Thomas H. Pynchon, Bomarc Aero-Space Dept., Boeing Airplane Co., Seattle

Airlifting the IM-99A missile, like marriage, demands a certain amount of "togetherness" between Air Force and contractor. Two birds per airlift are onloaded by Boeing people and offloaded by Air Force people; in between is an airborne MATS C-124. One loading operation is a mirror-image of the other, and similar accidents can happen at both places. Let's look at a few of the safety hazards that have to be taken into account when Bomarcs are shipped. . . .

In the July 1960 issue of Aerospace Safety, mention was made of the second Air Force-Industry conference on missile safety; and of plans to create Air Force-Industry Accident Review Boards. If future emphasis is to be placed on such joint action, much can be gained from a positive, realistic -- above all, cooperative -- approach to safety problems.

Cooperation is even more important where the problem area is double-ended: where both contractor and military personnel perform the same job and are subject to the same safety hazards. Therefore, in the following discussion of one such area -- that of Bomarc transportation -- any references to slip-ups on the military end of the airlift are meant to be strictly non-partisan and objective. As long as there have been near accidents, it's better to use them as a guide for future safety than to pretend they never happened.

As this article goes to press, the safety record of Bomarc airlifts can be summed up in four words: so far, so good.

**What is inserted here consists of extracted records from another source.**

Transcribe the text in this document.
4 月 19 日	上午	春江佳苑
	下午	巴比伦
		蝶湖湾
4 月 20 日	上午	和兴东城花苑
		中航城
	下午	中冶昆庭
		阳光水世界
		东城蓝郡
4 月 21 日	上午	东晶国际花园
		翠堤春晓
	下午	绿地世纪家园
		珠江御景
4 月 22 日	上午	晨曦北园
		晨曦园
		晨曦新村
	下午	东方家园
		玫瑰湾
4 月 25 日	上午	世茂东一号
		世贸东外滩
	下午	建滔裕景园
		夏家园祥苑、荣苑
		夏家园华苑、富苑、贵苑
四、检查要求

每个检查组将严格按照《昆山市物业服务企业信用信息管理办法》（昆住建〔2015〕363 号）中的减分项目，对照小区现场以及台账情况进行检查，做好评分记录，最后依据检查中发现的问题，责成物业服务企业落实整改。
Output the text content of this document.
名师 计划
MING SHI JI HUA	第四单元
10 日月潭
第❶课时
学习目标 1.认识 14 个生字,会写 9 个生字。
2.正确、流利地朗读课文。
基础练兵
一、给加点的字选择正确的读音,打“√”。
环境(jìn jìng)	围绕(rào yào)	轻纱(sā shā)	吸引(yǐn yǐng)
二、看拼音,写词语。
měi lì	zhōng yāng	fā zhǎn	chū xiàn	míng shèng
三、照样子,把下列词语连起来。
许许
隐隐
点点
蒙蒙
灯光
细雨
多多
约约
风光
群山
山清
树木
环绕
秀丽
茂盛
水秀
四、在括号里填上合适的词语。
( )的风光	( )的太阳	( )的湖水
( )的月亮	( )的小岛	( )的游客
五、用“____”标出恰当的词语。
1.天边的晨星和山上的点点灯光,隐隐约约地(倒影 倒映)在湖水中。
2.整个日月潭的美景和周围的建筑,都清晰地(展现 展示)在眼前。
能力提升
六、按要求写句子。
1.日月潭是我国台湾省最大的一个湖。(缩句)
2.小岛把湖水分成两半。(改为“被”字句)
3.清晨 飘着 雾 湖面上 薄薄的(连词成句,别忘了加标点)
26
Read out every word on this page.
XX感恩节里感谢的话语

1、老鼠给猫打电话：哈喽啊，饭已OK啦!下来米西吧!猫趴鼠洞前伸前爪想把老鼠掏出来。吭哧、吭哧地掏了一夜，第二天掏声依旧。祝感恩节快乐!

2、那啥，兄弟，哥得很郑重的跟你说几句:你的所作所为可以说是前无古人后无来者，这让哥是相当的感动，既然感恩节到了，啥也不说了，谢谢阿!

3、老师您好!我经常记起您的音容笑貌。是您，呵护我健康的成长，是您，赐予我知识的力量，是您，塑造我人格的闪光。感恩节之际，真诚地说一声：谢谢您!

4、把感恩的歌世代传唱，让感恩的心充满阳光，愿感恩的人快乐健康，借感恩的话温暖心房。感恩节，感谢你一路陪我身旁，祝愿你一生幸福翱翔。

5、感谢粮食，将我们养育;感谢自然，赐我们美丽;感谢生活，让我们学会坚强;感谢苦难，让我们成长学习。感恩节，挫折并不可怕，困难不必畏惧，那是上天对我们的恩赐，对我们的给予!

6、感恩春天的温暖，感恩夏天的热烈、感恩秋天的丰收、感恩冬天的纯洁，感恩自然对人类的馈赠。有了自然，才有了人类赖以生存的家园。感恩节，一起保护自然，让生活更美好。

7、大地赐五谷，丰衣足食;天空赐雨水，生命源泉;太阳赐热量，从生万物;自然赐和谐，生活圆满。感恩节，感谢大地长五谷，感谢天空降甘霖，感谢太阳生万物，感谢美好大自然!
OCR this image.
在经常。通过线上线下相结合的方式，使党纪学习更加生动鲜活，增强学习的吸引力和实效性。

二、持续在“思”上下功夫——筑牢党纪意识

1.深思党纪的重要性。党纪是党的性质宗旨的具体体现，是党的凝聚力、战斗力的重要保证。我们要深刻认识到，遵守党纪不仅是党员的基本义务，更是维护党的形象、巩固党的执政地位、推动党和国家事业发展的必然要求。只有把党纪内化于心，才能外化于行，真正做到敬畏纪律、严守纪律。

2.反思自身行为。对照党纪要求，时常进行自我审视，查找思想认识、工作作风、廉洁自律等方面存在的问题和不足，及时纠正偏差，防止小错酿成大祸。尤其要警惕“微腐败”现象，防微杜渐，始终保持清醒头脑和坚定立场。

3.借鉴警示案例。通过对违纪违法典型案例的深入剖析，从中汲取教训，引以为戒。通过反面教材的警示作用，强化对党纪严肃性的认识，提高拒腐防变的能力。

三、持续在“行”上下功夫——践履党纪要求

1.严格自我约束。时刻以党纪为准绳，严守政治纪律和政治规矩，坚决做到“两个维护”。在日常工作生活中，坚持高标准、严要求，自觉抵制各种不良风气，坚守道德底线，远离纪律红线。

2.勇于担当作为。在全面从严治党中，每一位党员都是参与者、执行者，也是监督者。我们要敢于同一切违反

You may recall, however, the optimist who jumped off the top of a New York office building. He was heard to yell the same thing as he passed the 20th floor: so far, so good.

This is not to imply -- necessarily -- that IM-99A on and offloading crews have been living on borrowed time. Nor -- necessarily -- that the end of the winning streak, when it comes, will be as tragic as impacting against a concrete surface at 175 or so mph. But then again . . .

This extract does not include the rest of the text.